The new lineage was absent in samples collected from March to November 2020 in Manaus, Amazonas state, but it was detected for the same city in 42% of the samples from 15–23 December 2020, followed by 52.2% during 15–31 December and 85.4% during 1–9 January 2021.[117] A separate Brazilian study identified another sub-lineage of the B.1.1.28 lineage circulating in the state of Rio de Janeiro, now named P.2 lineage,[121] that harbours the E484K mutation but not the N501Y and K417T mutation.[120] The P.2 lineage evolved independently in Rio de Janeiro without being directly related to the P.1 lineage from Manaus.[117]

A study found that P.1 infections can produce nearly ten times more viral load compared to persons infected by one of the other Brazilian lineages (B.1.1.28 or B.1.195). P.1 also showed 2.2 times higher transmissibility with the same ability to infect both adults and older persons, suggesting P.1 lineages are more successful at infecting younger humans irrespective of sex.[122]

A study of samples collected in Manaus between November 2020 and January 2021, indicated the P.1 lineage to be 1.4–2.2 times more transmissible and was shown to be capable of evading 25–61% of inherited immunity from previous coronavirus diseases, leading to the possibility of reinfection after recovery from an earlier COVID-19 infection. As for the fatality ratio, P.1 infections were also found to be 10–80% more lethal.[123][124][37]

A study found that people fully vaccinated with Pfizer or Moderna have significantly decreased neutralization effect against P.1, although the actual impact on the course of the disease is uncertain.[125] A pre-print study by the Oswaldo Cruz Foundation published in early April found that the real-world performance of people with the initial dose of the Sinovac's Coronavac Vaccine had approximately 50% efficacy rate. They expected the efficacy to be higher after the 2nd dose. The study is ongoing.[126]
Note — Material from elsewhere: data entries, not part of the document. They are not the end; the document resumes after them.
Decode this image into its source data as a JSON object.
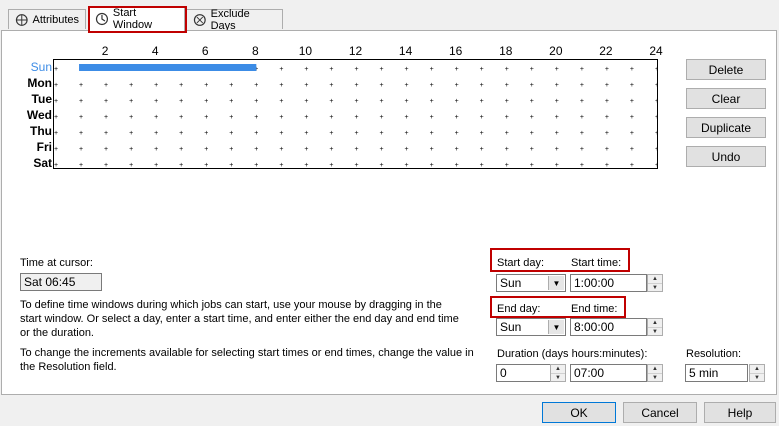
{
  "tabs": [
    {
      "label": "Attributes",
      "icon": "attributes-icon"
    },
    {
      "label": "Start Window",
      "icon": "start-window-icon"
    },
    {
      "label": "Exclude Days",
      "icon": "exclude-days-icon"
    }
  ],
  "schedule": {
    "hour_labels": [
      "2",
      "4",
      "6",
      "8",
      "10",
      "12",
      "14",
      "16",
      "18",
      "20",
      "22",
      "24"
    ],
    "days": [
      "Sun",
      "Mon",
      "Tue",
      "Wed",
      "Thu",
      "Fri",
      "Sat"
    ],
    "selected_day": "Sun",
    "window": {
      "day": "Sun",
      "start_hour": 1.0,
      "end_hour": 8.0
    },
    "highlight_color": "#3c8ce6"
  },
  "side_buttons": {
    "delete": "Delete",
    "clear": "Clear",
    "duplicate": "Duplicate",
    "undo": "Undo"
  },
  "cursor": {
    "label": "Time at cursor:",
    "value": "Sat 06:45"
  },
  "help": {
    "define": "To define time windows during which jobs can start, use your mouse by dragging in the start window.  Or select a day, enter a start time, and enter either the end day and end time or the duration.",
    "increments": "To change the increments available for selecting start times or end times, change the value in the Resolution field."
  },
  "start": {
    "day_label": "Start day:",
    "time_label": "Start time:",
    "day_value": "Sun",
    "time_value": "1:00:00"
  },
  "end": {
    "day_label": "End day:",
    "time_label": "End time:",
    "day_value": "Sun",
    "time_value": "8:00:00"
  },
  "duration": {
    "label": "Duration (days hours:minutes):",
    "days_value": "0",
    "time_value": "07:00"
  },
  "resolution": {
    "label": "Resolution:",
    "value": "5 min"
  },
  "footer": {
    "ok": "OK",
    "cancel": "Cancel",
    "help": "Help"
  }
}
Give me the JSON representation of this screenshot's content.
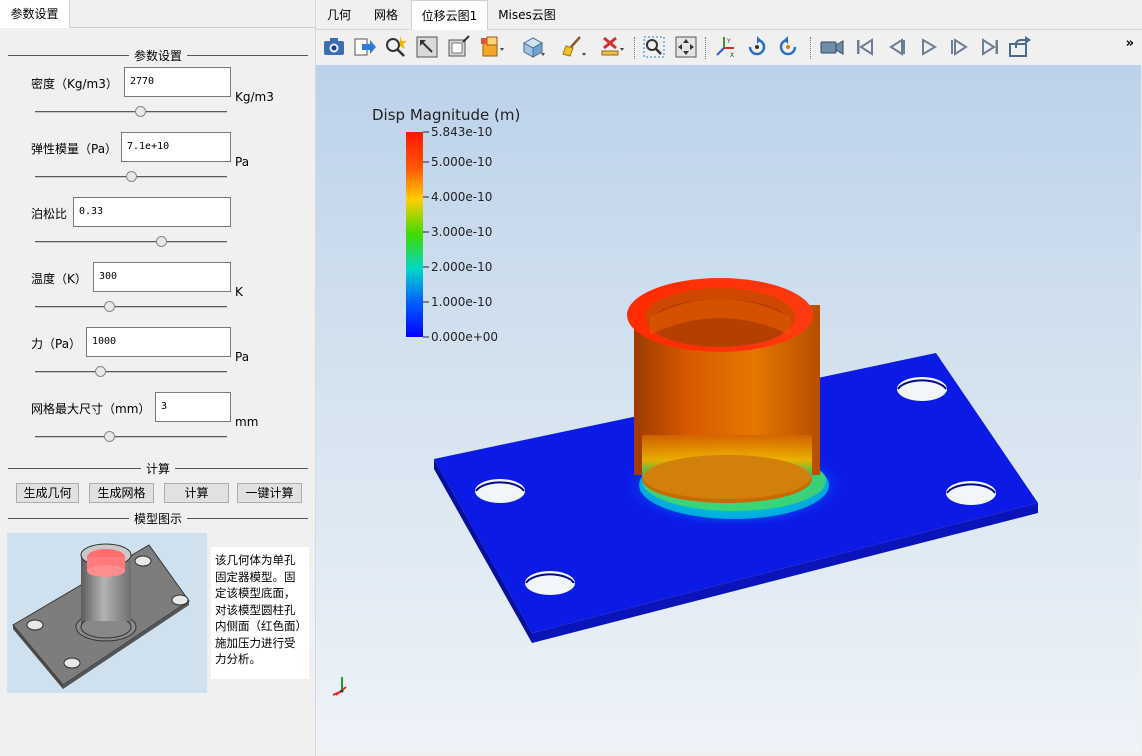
{
  "left_panel": {
    "tab_label": "参数设置",
    "group_params_title": "参数设置",
    "params": [
      {
        "label": "密度（Kg/m3）",
        "value": "2770",
        "unit": "Kg/m3",
        "slider_fraction": 0.55
      },
      {
        "label": "弹性模量（Pa）",
        "value": "7.1e+10",
        "unit": "Pa",
        "slider_fraction": 0.5
      },
      {
        "label": "泊松比",
        "value": "0.33",
        "unit": "",
        "slider_fraction": 0.67
      },
      {
        "label": "温度（K）",
        "value": "300",
        "unit": "K",
        "slider_fraction": 0.38
      },
      {
        "label": "力（Pa）",
        "value": "1000",
        "unit": "Pa",
        "slider_fraction": 0.33
      },
      {
        "label": "网格最大尺寸（mm）",
        "value": "3",
        "unit": "mm",
        "slider_fraction": 0.38
      }
    ],
    "group_compute_title": "计算",
    "buttons": {
      "gen_geometry": "生成几何",
      "gen_mesh": "生成网格",
      "compute": "计算",
      "one_click": "一键计算"
    },
    "group_model_title": "模型图示",
    "model_description": "该几何体为单孔固定器模型。固定该模型底面，对该模型圆柱孔内侧面（红色面）施加压力进行受力分析。"
  },
  "tabs": [
    {
      "label": "几何",
      "active": false
    },
    {
      "label": "网格",
      "active": false
    },
    {
      "label": "位移云图1",
      "active": true
    },
    {
      "label": "Mises云图",
      "active": false
    }
  ],
  "toolbar_icons": [
    "camera-icon",
    "export-icon",
    "zoom-pick-icon",
    "reset-view-icon",
    "frame-icon",
    "box-select-icon",
    "cube-icon",
    "clear-brush-icon",
    "delete-icon",
    "zoom-box-icon",
    "fit-icon",
    "axes-icon",
    "rotate-left-icon",
    "rotate-right-icon",
    "video-icon",
    "first-frame-icon",
    "prev-frame-icon",
    "play-icon",
    "next-frame-icon",
    "last-frame-icon",
    "share-icon"
  ],
  "toolbar_more": "»",
  "colorbar": {
    "title": "Disp Magnitude (m)",
    "labels": [
      "5.843e-10",
      "5.000e-10",
      "4.000e-10",
      "3.000e-10",
      "2.000e-10",
      "1.000e-10",
      "0.000e+00"
    ],
    "colors": [
      "#ff1a00",
      "#ff6a00",
      "#ffd200",
      "#00e000",
      "#00e0e0",
      "#0000ff"
    ]
  }
}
Preliminary data from two studies indicate that the Oxford–AstraZeneca vaccine is effective against the P.1 variant, although the exact level of efficacy has not yet been released.[127][128] Preliminary data from a study conducted by Instituto Butantan suggest that CoronaVac is effective against the P.1 variant as well, and the study will be expanded to obtain definitive data.[129]

Lineage P.3[edit]

On 18 February 2021, the Department of Health of the Philippines confirmed the detection of two mutations of COVID-19 in Central Visayas after samples from patients were sent to undergo genome sequencing. The mutations were later named as E484K and N501Y, which were detected in 37 out of 50 samples, with both mutations co-occurrent in 29 out of these. There were no official names for the variants and the full sequence was yet to be identified.[130]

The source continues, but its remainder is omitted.